The next day, U.S. Congressman Alexander H. Stephens delivered a rebuttal to Toombs’s speech. Stephens was a moderate who urged his fellow Georgians not to be tempted by the supposed benefits of secession:
“I think… if we can, without the loss of power, or any essential right or interest, remain in the Union, it is our duty to ourselves and to posterity to–let us not too readily yield to this temptation–do so. Our first parents, the great progenitors of the human race, were not without a like temptation when in the garden of Eden. They were led to believe that their condition would be bettered–that their eyes would be opened–and that they would become as gods. They in an evil hour yielded–instead of becoming gods, they only saw their own nakedness. I look upon this country, with our institutions, as the Eden of the world, the paradise of the universe.”
Stephens declared, “Good governments can never be built up or sustained by the impulse of passion…” He acknowledged that Republican principles represented “antagonism to our interests and rights” and would “subvert the Constitution under which we now live.” But he asked, “Shall the people of the South secede from the Union in consequence of the election of Mr. Lincoln to the Presidency of the United States?” He then answered, “My countrymen, I tell you frankly, candidly, and earnestly, that I do not think that they ought. In my judgment, the election of no man, constitutionally chosen to that high office, is sufficient cause for any State to separate from the Union.” Stephens called on southerners to hold firm and “Let the fanatics of the North break the Constitution, if such is their fell purpose.”
Most Georgians did not share Stephens’s sentiment. But Lincoln, who happened to be an old friend of Stephens’s from their days in Congress together, reached out to him late this month with a letter: “I have read in the newspapers your speech recently delivered (I think) before the Georgia legislature, or its assembled members. If you have revised it, as is probable, I shall be much obliged if you will send me a copy.” Lincoln hoped this might open a discussion with Stephens on how best to preserve the Union, but by this time, Georgia was already on her way out.
Other southern state governments went into motion on the secession question as well. Alabama Governor Andrew B. Moore announced that an election would be held on December 6 for delegates to a secession convention opening on January 7. Mississippi Governor John J. Pettus called on his state’s legislature to begin a special session on November 26. And in New Orleans, Louisianans urged the creation of a minuteman force to defend the city.
But secessionist zeal in the South was not unanimous. Citizens of Kingwood, the seat of western Virginia’s Preston County, unanimously declared that regardless of whether Virginia seceded, their county would remain loyal to the Union. Even prominent county slaveholders such as William Zinn supported the motion. In Kentucky, a peace rally took place at the Baptist Church in Russellville; among those attending was Senator John J. Crittenden, who was working on a compromise bill that he planned to unveil when the Senate reconvened next month.

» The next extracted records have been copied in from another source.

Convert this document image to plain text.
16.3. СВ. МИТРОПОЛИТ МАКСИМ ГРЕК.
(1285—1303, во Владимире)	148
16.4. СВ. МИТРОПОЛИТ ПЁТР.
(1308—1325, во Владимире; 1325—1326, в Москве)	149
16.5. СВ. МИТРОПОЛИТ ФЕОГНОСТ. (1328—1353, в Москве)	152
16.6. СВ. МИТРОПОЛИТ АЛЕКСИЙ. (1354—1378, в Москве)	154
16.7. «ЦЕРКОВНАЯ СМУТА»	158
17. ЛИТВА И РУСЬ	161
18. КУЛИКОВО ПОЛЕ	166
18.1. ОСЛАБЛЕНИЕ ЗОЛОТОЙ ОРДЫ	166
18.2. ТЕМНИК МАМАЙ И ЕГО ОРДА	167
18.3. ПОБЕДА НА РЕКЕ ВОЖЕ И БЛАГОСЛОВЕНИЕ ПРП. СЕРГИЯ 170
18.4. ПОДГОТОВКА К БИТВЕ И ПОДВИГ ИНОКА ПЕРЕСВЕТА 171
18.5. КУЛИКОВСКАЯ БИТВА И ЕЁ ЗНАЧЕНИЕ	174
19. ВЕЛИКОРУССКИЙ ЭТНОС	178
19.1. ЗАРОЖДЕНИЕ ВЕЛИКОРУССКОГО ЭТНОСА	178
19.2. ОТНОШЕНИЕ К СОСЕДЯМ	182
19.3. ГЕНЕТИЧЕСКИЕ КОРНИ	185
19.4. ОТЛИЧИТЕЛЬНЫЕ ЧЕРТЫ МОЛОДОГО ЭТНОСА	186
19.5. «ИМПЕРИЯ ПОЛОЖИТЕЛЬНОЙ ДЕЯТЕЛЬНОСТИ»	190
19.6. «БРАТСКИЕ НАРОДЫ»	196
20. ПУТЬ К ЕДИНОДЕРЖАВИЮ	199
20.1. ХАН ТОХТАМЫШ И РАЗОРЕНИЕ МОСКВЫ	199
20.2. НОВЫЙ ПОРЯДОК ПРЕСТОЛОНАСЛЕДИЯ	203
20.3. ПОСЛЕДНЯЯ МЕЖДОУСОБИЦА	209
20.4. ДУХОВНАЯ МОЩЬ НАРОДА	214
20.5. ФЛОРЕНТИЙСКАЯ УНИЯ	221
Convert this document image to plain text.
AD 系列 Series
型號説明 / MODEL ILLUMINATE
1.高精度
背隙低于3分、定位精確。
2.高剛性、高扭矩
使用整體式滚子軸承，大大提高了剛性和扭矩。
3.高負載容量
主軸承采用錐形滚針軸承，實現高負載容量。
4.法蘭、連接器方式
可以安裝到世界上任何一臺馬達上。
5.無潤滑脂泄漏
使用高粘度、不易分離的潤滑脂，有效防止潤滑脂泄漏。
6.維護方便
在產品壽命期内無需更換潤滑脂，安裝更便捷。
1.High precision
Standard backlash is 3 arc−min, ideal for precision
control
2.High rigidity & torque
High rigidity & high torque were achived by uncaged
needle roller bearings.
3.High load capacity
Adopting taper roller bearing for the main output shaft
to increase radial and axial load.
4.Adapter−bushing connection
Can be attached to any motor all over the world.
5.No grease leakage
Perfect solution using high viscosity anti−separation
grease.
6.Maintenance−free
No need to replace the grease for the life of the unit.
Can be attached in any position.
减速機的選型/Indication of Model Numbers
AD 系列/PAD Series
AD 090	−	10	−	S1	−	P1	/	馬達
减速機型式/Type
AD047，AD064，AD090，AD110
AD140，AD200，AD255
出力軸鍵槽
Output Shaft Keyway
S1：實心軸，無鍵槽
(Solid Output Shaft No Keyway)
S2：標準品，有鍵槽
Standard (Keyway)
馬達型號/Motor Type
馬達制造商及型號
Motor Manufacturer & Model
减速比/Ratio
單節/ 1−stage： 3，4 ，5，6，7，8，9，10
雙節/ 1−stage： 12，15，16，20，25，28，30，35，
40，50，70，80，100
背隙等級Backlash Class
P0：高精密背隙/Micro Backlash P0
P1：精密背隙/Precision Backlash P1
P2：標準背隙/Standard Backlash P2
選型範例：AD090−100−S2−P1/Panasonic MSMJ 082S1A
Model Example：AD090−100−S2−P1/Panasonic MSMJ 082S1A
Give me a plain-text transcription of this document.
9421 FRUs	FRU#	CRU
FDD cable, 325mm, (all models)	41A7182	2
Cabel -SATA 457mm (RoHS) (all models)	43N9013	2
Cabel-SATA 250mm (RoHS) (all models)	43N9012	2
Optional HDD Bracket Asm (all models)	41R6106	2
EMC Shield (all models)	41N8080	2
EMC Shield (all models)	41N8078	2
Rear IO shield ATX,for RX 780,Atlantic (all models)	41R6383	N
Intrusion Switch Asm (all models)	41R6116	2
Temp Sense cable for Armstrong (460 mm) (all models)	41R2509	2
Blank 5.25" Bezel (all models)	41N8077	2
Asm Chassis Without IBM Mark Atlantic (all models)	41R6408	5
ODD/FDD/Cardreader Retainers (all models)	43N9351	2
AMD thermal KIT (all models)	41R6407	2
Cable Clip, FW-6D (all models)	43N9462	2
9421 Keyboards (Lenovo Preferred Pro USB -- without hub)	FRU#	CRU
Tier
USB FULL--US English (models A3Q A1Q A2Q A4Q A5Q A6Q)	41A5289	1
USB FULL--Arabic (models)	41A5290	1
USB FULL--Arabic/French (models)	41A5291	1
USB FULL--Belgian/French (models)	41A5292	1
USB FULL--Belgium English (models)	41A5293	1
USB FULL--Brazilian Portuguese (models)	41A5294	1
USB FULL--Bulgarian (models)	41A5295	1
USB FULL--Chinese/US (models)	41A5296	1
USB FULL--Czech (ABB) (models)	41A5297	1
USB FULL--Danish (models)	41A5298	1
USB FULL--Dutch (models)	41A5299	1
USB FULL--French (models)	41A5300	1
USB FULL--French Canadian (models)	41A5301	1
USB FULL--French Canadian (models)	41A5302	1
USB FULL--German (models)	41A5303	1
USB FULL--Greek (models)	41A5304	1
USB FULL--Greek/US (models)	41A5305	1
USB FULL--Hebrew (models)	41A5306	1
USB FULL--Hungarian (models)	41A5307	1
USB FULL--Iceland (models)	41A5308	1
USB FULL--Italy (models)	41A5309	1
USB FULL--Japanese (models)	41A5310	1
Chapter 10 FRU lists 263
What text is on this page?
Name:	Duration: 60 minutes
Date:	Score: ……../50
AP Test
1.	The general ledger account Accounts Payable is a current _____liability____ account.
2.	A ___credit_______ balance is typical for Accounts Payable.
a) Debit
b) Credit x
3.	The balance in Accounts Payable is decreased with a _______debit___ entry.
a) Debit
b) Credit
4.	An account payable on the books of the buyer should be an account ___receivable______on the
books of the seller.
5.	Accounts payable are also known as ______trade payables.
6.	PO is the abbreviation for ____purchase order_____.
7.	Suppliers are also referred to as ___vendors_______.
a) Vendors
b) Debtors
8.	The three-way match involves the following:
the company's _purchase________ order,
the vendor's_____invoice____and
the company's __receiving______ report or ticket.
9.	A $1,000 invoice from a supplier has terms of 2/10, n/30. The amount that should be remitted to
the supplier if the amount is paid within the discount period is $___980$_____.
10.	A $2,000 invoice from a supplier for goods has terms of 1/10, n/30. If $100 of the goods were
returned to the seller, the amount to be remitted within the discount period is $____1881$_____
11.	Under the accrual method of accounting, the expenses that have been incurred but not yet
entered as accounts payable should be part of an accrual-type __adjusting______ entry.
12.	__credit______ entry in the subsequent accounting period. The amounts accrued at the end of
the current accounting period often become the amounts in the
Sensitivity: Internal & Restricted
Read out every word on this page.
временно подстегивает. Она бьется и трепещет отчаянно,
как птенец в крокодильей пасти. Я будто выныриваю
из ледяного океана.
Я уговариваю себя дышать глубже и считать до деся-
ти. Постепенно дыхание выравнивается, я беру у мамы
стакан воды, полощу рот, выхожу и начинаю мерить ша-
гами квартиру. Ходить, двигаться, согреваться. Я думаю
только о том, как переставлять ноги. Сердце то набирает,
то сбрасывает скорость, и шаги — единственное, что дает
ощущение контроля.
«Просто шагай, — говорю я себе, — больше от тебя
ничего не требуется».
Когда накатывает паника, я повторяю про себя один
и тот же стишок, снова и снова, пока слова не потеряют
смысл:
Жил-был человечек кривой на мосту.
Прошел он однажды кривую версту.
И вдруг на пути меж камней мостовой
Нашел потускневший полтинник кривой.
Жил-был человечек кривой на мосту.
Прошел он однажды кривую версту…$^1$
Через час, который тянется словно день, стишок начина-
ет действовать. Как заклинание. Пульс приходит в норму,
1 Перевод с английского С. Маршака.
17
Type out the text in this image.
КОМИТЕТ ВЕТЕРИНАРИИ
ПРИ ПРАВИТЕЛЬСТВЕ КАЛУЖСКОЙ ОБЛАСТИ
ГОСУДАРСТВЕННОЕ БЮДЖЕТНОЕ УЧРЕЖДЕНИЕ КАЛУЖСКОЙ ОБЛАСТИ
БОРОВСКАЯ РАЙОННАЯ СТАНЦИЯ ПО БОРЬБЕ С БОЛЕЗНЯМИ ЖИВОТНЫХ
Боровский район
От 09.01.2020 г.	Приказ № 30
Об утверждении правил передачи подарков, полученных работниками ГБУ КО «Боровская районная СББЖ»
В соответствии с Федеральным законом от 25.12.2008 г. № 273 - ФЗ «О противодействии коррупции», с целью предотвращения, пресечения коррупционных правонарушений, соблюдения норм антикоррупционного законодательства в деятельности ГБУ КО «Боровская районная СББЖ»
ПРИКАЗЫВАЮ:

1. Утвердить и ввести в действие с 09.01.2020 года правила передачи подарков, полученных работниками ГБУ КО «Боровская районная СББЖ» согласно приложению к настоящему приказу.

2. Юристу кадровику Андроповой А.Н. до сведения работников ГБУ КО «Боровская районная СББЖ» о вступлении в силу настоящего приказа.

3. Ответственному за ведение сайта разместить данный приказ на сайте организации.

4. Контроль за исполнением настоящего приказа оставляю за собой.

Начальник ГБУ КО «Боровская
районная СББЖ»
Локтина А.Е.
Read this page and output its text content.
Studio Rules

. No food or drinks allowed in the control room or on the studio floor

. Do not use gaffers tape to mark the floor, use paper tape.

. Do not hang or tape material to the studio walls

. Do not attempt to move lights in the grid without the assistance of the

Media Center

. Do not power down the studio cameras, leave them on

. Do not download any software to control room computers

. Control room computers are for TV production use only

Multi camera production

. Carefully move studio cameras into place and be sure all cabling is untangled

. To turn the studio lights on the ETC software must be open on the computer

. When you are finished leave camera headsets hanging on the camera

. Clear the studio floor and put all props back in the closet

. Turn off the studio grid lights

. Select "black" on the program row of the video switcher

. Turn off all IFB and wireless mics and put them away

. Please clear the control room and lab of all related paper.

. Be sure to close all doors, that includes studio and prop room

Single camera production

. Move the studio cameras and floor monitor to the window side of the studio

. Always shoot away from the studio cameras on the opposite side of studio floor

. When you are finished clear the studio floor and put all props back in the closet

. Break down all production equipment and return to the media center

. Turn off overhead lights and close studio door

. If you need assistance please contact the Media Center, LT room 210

In the North, Indiana Governor-elect Oliver P. Morton became one of the first public figures to call for keeping the South in the Union by force if necessary. Morton had once been a moderate who supported Indiana’s constitutional provision barring blacks from entering the state. But now he moved firmly into the anti-secession camp by declaring: “If South Carolina gets out of the Union I trust it will be at the point of the bayonet after our best efforts have failed to compel her submission to the laws.”